だが、当然ハインツの存在を認識されていないところでは何の効果はなかった。


 「私のことは何て言うの?イベルナ?!」


 ミカエラは、イベルナの痛がっている様子をそれは残忍な微笑みを浮かべ眺めていた。 


 「ミ、ミカエラ様・・・」


 それを言った瞬間、ミカエラはイベルナを耳を離した。


 「ふん、わかればいいのよ。身の程をわきまえなさい!いいわね?!」


 「・・・はい申し訳ありませんでした。」


 「じゃ、もういいわ。さっさと脚立を片付けて、私の部屋から出て行って。」


 「はい・・・失礼します。」


 立ち上がったイベルナの出で立ちを見て、ハインツは少なからず衝撃だった。姉妹だというのに、あからさまに差別をされているのは、その来ている服からも容易に想像することができたからだ。

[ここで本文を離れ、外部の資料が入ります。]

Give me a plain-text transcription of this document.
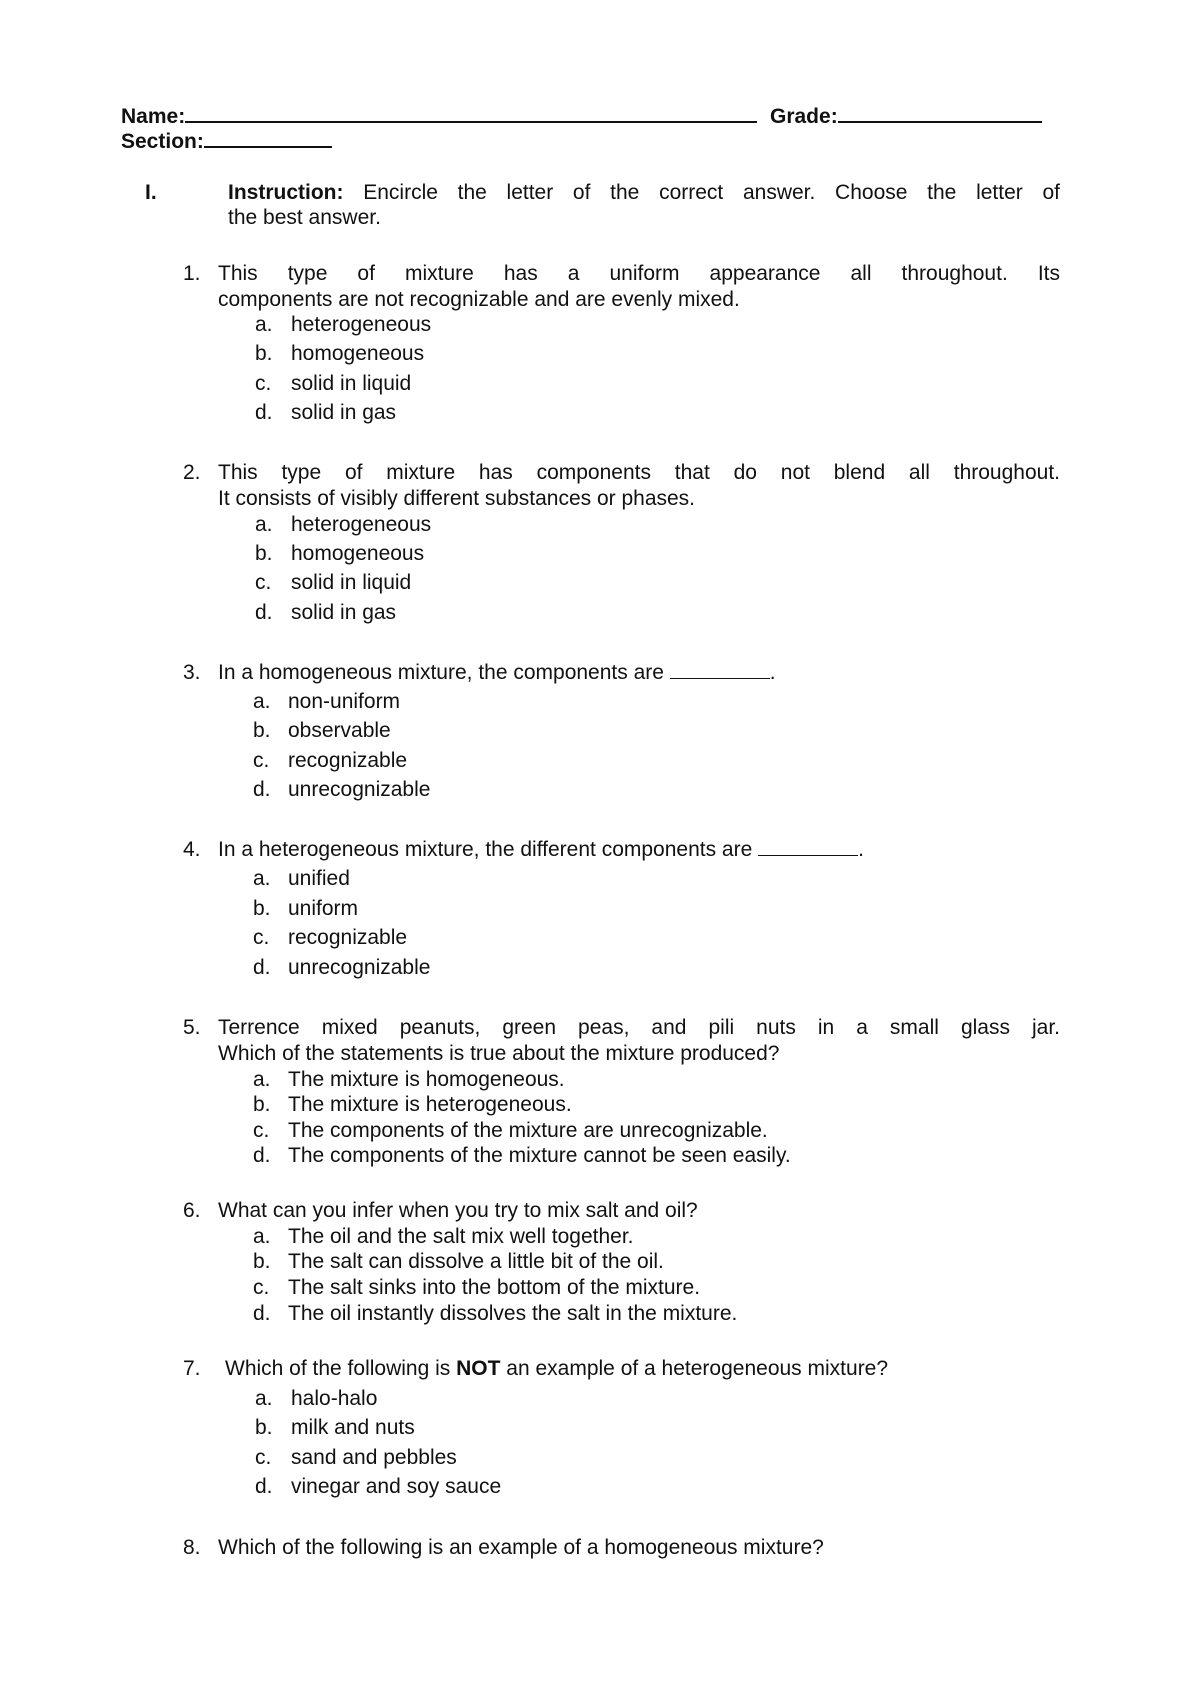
Name:	Grade:
Section:
I.	Instruction: Encircle the letter of the correct answer. Choose the letter of
the best answer.
1. This type of mixture has a uniform appearance all throughout. Its
components are not recognizable and are evenly mixed.
a. heterogeneous
b. homogeneous
c. solid in liquid
d. solid in gas
2. This type of mixture has components that do not blend all throughout.
It consists of visibly different substances or phases.
a. heterogeneous
b. homogeneous
c. solid in liquid
d. solid in gas
3. In a homogeneous mixture, the components are	.
a. non-uniform
b. observable
c. recognizable
d. unrecognizable
4. In a heterogeneous mixture, the different components are	.
a. unified
b. uniform
c. recognizable
d. unrecognizable
5. Terrence mixed peanuts, green peas, and pili nuts in a small glass jar.
Which of the statements is true about the mixture produced?
a. The mixture is homogeneous.
b. The mixture is heterogeneous.
c. The components of the mixture are unrecognizable.
d. The components of the mixture cannot be seen easily.
6. What can you infer when you try to mix salt and oil?
a. The oil and the salt mix well together.
b. The salt can dissolve a little bit of the oil.
c. The salt sinks into the bottom of the mixture.
d. The oil instantly dissolves the salt in the mixture.
7. Which of the following is NOT an example of a heterogeneous mixture?
a. halo-halo
b. milk and nuts
c. sand and pebbles
d. vinegar and soy sauce
8. Which of the following is an example of a homogeneous mixture?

 姉である、ミカエラは貴族の婦女子ばりの普段着ではあるものの、上物のドレスを着用していたのに対し、イベルナと呼ばれたハインツと同じ髪色を持つ女の子は、地味で、薄汚れた使用人が着用するようなドレスを着ていたからだ。


 ・・・・まさか、これは?


 『お前の前世を我が教えてやる。』


 あの女はそう言っていた。信じがたいことだが、あの言葉の通りなら、自分は前世の様子を見せられていると、ハインツはショックを隠しきれなかった。